The result is a diagram that makes the inner workings of the RAG Service easy to follow. Developers can see where embeddings and searches take place, while stakeholders understand that this service is the “smart layer” deciding how to prepare questions for the LLM.
Peeking under the hood: code view
The C4 model has one more level called the Code view, which zooms right down into classes, functions, or database schemas. In reality, very few teams go this far—mostly because IDEs and database tools can generate these diagrams automatically, and keeping them up to date by hand is a lot of work. Structurizr leans into this by not trying to model code-level diagrams directly.

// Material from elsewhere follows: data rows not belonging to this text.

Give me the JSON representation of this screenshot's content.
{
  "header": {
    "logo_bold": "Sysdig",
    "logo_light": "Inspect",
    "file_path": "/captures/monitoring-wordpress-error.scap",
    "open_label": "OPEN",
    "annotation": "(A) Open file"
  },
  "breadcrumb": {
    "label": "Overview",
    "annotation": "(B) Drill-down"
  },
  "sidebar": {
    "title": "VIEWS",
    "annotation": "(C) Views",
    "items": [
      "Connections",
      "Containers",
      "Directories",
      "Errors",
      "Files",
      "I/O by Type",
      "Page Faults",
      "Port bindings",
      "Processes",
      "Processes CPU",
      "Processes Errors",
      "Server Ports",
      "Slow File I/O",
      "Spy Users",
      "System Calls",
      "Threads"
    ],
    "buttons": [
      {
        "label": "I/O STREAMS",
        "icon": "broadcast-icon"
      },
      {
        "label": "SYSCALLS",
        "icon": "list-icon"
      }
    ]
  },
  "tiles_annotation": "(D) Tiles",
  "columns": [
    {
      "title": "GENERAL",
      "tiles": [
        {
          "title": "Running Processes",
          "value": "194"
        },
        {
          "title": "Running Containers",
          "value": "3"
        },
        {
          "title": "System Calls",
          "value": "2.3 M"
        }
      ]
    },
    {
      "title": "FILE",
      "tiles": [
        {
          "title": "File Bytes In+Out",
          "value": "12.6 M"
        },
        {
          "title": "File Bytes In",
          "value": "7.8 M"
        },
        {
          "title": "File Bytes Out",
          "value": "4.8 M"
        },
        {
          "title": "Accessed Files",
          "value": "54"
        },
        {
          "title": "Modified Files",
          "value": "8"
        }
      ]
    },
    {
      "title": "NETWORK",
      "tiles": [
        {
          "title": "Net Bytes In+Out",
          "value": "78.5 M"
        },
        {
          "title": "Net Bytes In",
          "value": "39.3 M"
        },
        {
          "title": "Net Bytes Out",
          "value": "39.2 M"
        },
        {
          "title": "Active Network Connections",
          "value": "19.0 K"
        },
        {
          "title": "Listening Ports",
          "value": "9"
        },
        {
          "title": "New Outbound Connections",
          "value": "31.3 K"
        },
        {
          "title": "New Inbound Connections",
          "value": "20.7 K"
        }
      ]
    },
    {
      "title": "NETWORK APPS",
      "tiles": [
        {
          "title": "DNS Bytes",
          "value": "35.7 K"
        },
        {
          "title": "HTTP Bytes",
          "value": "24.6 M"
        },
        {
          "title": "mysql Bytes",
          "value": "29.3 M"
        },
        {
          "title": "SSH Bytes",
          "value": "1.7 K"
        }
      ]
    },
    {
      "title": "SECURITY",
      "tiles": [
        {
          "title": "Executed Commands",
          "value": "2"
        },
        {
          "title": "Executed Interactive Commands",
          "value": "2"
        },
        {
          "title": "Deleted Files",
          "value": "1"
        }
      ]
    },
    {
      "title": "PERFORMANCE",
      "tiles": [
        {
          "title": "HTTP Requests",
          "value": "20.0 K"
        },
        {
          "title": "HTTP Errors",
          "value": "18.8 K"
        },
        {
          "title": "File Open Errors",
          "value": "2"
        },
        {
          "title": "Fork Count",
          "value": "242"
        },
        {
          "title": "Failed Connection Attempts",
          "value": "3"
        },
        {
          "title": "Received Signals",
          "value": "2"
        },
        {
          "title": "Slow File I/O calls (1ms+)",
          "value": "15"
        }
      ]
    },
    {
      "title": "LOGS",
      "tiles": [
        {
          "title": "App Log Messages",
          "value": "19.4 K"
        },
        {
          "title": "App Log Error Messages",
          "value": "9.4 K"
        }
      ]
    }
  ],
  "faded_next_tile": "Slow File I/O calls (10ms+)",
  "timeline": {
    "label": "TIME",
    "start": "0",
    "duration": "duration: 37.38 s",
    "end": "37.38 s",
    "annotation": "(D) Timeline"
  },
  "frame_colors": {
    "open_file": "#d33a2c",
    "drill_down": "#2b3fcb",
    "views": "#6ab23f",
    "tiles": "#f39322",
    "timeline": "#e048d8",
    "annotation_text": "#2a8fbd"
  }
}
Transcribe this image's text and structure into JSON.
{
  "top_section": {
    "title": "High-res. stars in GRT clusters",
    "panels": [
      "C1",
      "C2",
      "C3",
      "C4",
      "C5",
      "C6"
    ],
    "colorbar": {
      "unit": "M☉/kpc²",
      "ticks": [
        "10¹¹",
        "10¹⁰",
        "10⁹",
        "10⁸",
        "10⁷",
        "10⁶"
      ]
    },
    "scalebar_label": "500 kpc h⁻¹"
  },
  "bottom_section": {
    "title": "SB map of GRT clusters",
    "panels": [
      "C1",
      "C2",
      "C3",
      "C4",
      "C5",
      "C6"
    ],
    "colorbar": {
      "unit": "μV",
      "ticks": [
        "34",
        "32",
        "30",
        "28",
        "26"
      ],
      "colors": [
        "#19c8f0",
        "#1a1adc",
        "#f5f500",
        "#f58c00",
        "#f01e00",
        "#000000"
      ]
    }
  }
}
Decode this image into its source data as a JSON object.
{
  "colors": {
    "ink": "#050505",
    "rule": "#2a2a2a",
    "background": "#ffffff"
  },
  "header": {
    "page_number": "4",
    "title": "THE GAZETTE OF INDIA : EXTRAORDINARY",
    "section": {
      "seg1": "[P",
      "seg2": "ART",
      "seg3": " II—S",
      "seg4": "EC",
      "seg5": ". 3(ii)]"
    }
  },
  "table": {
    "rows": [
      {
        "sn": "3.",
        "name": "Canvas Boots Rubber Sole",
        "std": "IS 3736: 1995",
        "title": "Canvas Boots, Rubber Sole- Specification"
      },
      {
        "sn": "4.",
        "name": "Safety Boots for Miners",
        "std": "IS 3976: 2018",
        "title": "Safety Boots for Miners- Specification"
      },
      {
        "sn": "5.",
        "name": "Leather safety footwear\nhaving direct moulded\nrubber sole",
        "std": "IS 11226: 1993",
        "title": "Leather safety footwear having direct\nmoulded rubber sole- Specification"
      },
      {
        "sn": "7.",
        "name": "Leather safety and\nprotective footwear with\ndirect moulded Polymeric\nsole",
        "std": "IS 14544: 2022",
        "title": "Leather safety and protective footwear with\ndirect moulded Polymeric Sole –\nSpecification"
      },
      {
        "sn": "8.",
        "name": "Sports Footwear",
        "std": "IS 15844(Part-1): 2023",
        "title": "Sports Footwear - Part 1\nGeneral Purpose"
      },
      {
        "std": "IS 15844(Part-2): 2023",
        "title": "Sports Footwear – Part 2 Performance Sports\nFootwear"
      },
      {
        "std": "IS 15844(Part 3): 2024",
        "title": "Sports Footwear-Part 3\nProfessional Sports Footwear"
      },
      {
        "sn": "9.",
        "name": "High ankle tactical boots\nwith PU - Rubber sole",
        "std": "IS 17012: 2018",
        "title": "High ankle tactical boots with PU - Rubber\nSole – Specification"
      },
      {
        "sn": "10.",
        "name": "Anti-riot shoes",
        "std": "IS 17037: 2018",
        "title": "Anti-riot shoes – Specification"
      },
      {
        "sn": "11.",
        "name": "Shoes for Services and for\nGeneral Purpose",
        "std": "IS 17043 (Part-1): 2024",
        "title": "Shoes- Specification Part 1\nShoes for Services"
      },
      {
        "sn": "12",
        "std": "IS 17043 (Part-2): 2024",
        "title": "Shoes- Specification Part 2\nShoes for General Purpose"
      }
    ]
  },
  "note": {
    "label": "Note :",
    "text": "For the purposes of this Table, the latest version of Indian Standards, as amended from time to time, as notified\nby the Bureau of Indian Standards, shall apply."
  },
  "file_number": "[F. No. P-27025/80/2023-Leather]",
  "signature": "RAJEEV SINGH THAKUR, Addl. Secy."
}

That doesn’t mean you can’t show detail when it matters. If you want to highlight a tricky algorithm, a domain model, or a database schema, Structurizr gives you a simple workaround: image views. You just export a diagram from your IDE (as PNG or SVG) and drop it into your Structurizr workspace as a zoom-in.
For most projects, your Context, Container, and Component views will do the heavy lifting, while Code views serve as optional “close-ups” when you need them. Think of them like snapshots—useful for specific explanations, but not something you need to maintain all the time.
Making the most of the C4 model
Using the C4 model with Structurizr is powerful, but like any tool, it works best when you apply it thoughtfully. The first rule of thumb is to keep diagrams simple and audience-focused. A context diagram for executives should not drown in technical detail, and a component view for developers shouldn’t gloss over important responsibilities. Always ask yourself: who will look at this diagram, and what do they need to understand?
Another important practice is to avoid modeling everything. It’s tempting to capture every microservice, class, or database table, but that leads to clutter and quickly outdated diagrams. Instead, focus on the parts of the system that are worth talking about—those that affect communication, design decisions, or onboarding. Clear naming also goes a long way: at higher levels, prefer everyday language over technical jargon so non-technical stakeholders can follow along.
From a workflow perspective, treat your architecture diagrams like code. Keep them versioned alongside your source code so they evolve naturally with the system. Structurizr DSL makes this easy, and when paired with Git, your diagrams stay in sync with development. It also helps to revisit diagrams regularly—for example, during sprint reviews or architecture discussions—so they remain living documentation rather than artifacts that collect dust.
So where does this pay off in practice? One common scenario is onboarding: new developers can understand how a system fits together in hours instead of weeks when a good set of diagrams is available. Another is compliance and audits, where regulators or clients want clear documentation of how data flows through your system. Even outside technical circles, diagrams shine when you need to communicate with business stakeholders, helping them see the value and complexity of what’s being built without digging into the code.
Conclusion
The C4 model fixes the problem of messy, inconsistent diagrams by giving us clear levels of abstraction—Context, Container, Component, and (sometimes) Code. Instead of one giant diagram trying to do it all, you get the right view for the right audience.
With Structurizr, putting C4 into practice is simple. Because your diagrams live as code, they stay easy to update, easy to share, and much harder to let rot.
Try Structurizr Lite today — spin it up with Docker and create your first Context and Container diagram for your own system. You’ll be surprised how quickly the big picture comes into focus.
And remember: diagrams should serve people, not the other way around. Keep them light, useful, and part of the conversation.